What kinds of content models (as regex) do users of conventional schema languages use?

Posted on July 25, 2018 by Rick Jelliffe

I really enjoyed the paper from IDEAS 2018 Practical Study of Deterministic Regular Expressions from Large-scale XML and Schema Data by Li, Chu, Mou, Dong, Chen.

My interest comes from my attempts years ago to make an XSD-to-Schematron translator, sponsered by JSTOR. It worked as far as it went, and fortunately there were numerous edge cases of XSD that we did not have to support.

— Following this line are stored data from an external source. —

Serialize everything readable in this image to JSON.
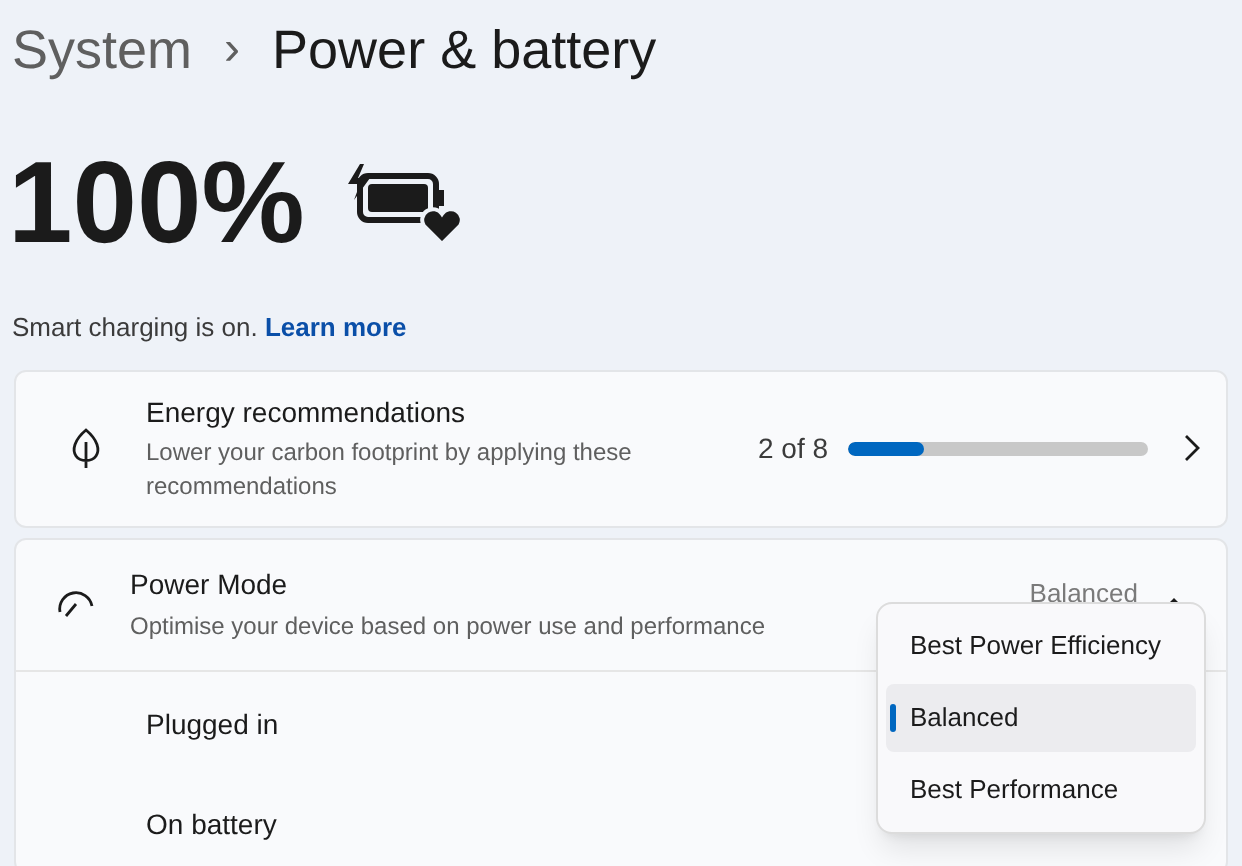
{
  "breadcrumb": {
    "parent": "System",
    "separator": "›",
    "current": "Power & battery"
  },
  "battery": {
    "percent": "100%"
  },
  "smart_charging": {
    "text": "Smart charging is on.",
    "link": "Learn more"
  },
  "energy_recommendations": {
    "title": "Energy recommendations",
    "description": "Lower your carbon footprint by applying these recommendations",
    "count": "2 of 8",
    "level": 0.25
  },
  "power_mode": {
    "title": "Power Mode",
    "description": "Optimise your device based on power use and performance",
    "value": "Balanced",
    "expanded": true,
    "rows": [
      {
        "label": "Plugged in"
      },
      {
        "label": "On battery"
      }
    ],
    "menu": [
      {
        "label": "Best Power Efficiency",
        "selected": false
      },
      {
        "label": "Balanced",
        "selected": true
      },
      {
        "label": "Best Performance",
        "selected": false
      }
    ]
  }
}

The code is still up on GitHub schematron site. In particular, the thing I was concerned about was that, while we can validate the children of an element by making a list of tokens of the element names and validating against a regex generated from the content model, that method doesn’t allow good individual diagnostics: you just get yes/no for validity, which kinda defeats the purpose of validation. (I am looking forward to reading Michael Kay’s paper this year on how he has recently implemented XSD in XSLT.)

So what I wanted to do was to break up the content model into pairs where a ::= (b,c |d) would be
<rule context="a/b">
<assert test="following-sibling::*[1][self::c or self::d]"> In an "a", a "b" should be followed by a "c" or "d"</assert>
</rule>

Now that would be fine for content models where an identifier only was used once (i.e not a:”= (b,b|c|d) ), which is called a Single Occurrence Regular Expression (SORE). (Actually, it would also work if each separate occurrence was the same, i.e. a::=b+ or a::=b,c,b,c) And my problem was this: how many content models were SORE or some sub-or-superclas of SORE; if almost were, then converting the content model to pairwise tests would work well: a non-SORE content model would have the unattractive regex validation to fall back on; but if few were, you would just get a horrid binary validator.

So the Li et al paper is interesting because it sucks up a large number of grammar-based schemas on the internet and checks them for their regex class. It shows what you might expect: the models XSD schemas rarely use anything more than SOREs (99.6%), the RELAX NG do quite a bit (96.2%), while (surprising) it is common in DTDs (93.4%). This suggests that in fact the pairwise implementation of XSD-to-Schematron (or XSD to XSLT) would be entirely satisfactory, as a heuristic.

In fact, most of these non-SOREs are just 1-OREs, which suggests that a small amount context might help. For example, a::=(b, (c|d), e, (b|c)) would be two patterns, one with@context a/b[not(preceding-sibling::c)]and the other a/b[preceding-sibling::c]

The paper counts lots of other subclasses of SORE, which are interesting too. The open question is to what extent the differences are attributeable to schema language capability, developer approach or insight, ease of tools, or relate to the data domain itself (if you are serializing out a database row, of course your content model will be SORE!)

The other point in the paper is they make a SchemaRank index, where they work out the schemas with the largest number of instances on the WWW. (Of course, the largest corpus of XML d7uments are not on the internet, such as LexisNexis or the other big legal companies, so it is skewed to public data.) What are the most referenced schemas?

HL7 health
Netex public transport information
OMG Clinical decision support vocabulary
Amazon base
GML
Cafe con leche’s bible schema got into the top 10, suggesting the SchemaRank is not particularly useful (not because the Bible or schema are not useful, of course, but because it shows that documents that use schemas are usually in small specialized domains, as you would expect.)